NUSANTARA-NEWS.co, Banyuwangi – Pusat Kajian dan Kebijakan Strategis ( Puskaptis ) Banyuwangi ajukan permohonan hearing pada Ketua DPRD Banyuwangi dan mendatangkan ketua satgas Covid terkait persoalan vaksinasi kepada kalangan lansia
Seperti yang diutarakan oleh Direktur Pusat Kajian Kebijakan dan Pembangunan Strategis (Puskaptis) Banyuwangi Muhammad Amrullah S.H, M.Hum
Bahwa terkait amburadulnya vaksinasi terhadap lansia maka kami Pusat Kajian dan Kebijakan Strategis ( Puskaptis ) akan mengadakan hearing dan besar harapan kami agar Ketua Dewan mengundang ketua satgas covid -19 karena terdapat 163.000 orang lebih lansia yang belum ter vaksin bahkan bisa lebih bisa 200.000 orang
Masih Amrullah, belum lagi vaksinasi yang salah sasaran yang tidak tepat. Oleh karena itu berdasarkan petunjuk dan surat edaran dari Menteri Kesehatan vaksinasi difokuskan terhadap lansia jadi diselesaikan dulu lansia sejumlah 238.000 orang tetap satu bulan berikutnya
Untuk tahap 2 setelah itu ada vaksin lagi untuk yang lain. Tidak masalah janganlah dibiarkan mati lansia itu karena mereka yang mempunyai risiko tinggi, imbuh nya
Kepala Dinas Kesehatan Kabupaten Banyuwangi Dr Widji Lestariono membantah jika dikatakan target vaksinasi Covid-19 kepada lansia salah sasaran.
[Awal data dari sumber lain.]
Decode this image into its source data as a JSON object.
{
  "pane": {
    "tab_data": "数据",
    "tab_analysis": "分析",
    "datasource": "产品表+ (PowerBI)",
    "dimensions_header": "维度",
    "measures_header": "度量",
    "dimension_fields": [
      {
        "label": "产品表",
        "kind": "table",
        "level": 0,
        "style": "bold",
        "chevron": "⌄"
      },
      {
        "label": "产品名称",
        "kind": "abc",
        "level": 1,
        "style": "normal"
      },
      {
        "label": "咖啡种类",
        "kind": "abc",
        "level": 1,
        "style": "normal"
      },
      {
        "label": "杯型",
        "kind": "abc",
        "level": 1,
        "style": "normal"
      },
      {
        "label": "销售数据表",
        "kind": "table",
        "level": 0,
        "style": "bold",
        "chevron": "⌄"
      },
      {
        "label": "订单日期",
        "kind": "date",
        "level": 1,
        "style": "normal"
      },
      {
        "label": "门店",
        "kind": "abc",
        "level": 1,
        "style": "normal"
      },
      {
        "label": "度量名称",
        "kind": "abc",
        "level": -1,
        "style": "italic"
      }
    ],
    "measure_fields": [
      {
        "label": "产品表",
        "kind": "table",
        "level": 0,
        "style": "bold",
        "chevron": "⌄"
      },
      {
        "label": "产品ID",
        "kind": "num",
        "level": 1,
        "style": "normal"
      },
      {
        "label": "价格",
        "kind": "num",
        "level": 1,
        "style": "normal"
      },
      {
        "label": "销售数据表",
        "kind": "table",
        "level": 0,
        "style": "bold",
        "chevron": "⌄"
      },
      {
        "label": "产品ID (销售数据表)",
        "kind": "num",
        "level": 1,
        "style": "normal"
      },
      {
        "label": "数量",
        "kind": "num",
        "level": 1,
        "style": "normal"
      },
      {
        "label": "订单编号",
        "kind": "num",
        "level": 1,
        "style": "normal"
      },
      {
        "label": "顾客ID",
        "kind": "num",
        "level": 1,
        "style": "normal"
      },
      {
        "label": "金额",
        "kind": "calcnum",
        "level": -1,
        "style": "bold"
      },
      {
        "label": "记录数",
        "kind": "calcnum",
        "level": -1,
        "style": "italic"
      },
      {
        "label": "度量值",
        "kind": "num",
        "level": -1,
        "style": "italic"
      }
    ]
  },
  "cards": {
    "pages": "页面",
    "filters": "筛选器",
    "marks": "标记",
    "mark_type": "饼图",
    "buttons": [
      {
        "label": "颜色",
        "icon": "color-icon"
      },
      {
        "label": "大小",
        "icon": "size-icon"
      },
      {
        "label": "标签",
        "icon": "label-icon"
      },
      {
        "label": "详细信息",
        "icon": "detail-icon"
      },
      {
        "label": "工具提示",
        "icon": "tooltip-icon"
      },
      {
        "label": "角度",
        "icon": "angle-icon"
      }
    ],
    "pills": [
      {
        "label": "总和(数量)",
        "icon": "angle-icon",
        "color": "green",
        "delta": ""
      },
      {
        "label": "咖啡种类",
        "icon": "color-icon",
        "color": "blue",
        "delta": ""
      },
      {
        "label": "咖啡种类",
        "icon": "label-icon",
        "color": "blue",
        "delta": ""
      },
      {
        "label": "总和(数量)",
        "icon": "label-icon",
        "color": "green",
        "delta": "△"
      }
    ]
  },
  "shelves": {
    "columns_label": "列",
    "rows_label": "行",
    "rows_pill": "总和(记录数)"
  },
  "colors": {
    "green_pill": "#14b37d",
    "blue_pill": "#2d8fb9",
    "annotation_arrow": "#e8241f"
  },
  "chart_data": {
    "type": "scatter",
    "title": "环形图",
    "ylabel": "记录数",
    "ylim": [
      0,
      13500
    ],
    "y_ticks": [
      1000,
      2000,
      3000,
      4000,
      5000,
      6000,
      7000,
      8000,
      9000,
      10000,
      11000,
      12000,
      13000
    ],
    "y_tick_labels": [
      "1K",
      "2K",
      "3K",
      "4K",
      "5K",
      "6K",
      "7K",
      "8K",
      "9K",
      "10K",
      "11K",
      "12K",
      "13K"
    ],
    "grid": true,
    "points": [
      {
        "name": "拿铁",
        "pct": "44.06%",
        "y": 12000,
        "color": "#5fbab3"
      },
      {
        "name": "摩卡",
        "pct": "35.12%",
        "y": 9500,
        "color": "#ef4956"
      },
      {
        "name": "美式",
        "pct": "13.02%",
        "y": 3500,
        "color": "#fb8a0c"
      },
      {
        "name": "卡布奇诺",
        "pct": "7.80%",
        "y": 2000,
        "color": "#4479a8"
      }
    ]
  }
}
Menurutnya, data di BPS memang ada 238.587 orang lansia di Banyuwangi, akan tetapi target dari pusat 87.927 lansia dan disediakan 150.000 vaksin yang artinya kami menyediakan hampir dua kali lipat.
Kita dapat kiriman vaksin 256 ribu dosis vaksin, kita bagi untuk 150 ribu untuk lansia dan 106 ribu untuk pelayan publik, seperti guru, perangkat desa dan lain lain, dari 150 ribu dosis itu sebagai atensi kita kepada lansia karena kami menyadari lansia ini adalah kelompok rentan. Tapi kita tidak mungkin hanya fokus lansia dan mengabaikan kelompok lain yang juga penting. Maka 106 ribu dosis kita peruntukkan sasaran lainnya. Dan dikerjakan secara bersama-sama, tahap dua nantinya ada kiriman lagi,” jelas Rio, sapaan akrab Widji Lestariono.
Rio menerangkan seluruh Puskesmas di Banyuwangi sedang memburu sasaran, dengan sasaran utama lansia.
“Kasihan mereka bekerja keras membuka layanan vaksinasi diselingi jemput bola kepada sasaran. Yang terkendala datang ke tempat layanan juga dibantu sepenuhnya oleh Babinsa dan Bhabinkamtibmas serta perangkat Desa. Padahal kendala di lapangan sangat banyak, utamanya tingkat kehadiran lansia yang rendah,” ungkapnya.
Disebutkan, Vaksin AstraZeneca (AZ) yang diterima semuanya untuk dosis 1, karena interval ke dosis 2 adalah 12 minggu (3 bln). Sedangkan masa kadaluarsa vaksin AZ sangat pendek, sampai akhir Juni ini.
Karena itu dosis kedua nanti ada kiriman lagi. Target waktu Vaksinasi ini dikerjakan secara bertahap dan sesuai skema nasional akan selesai sampai akhir tahun.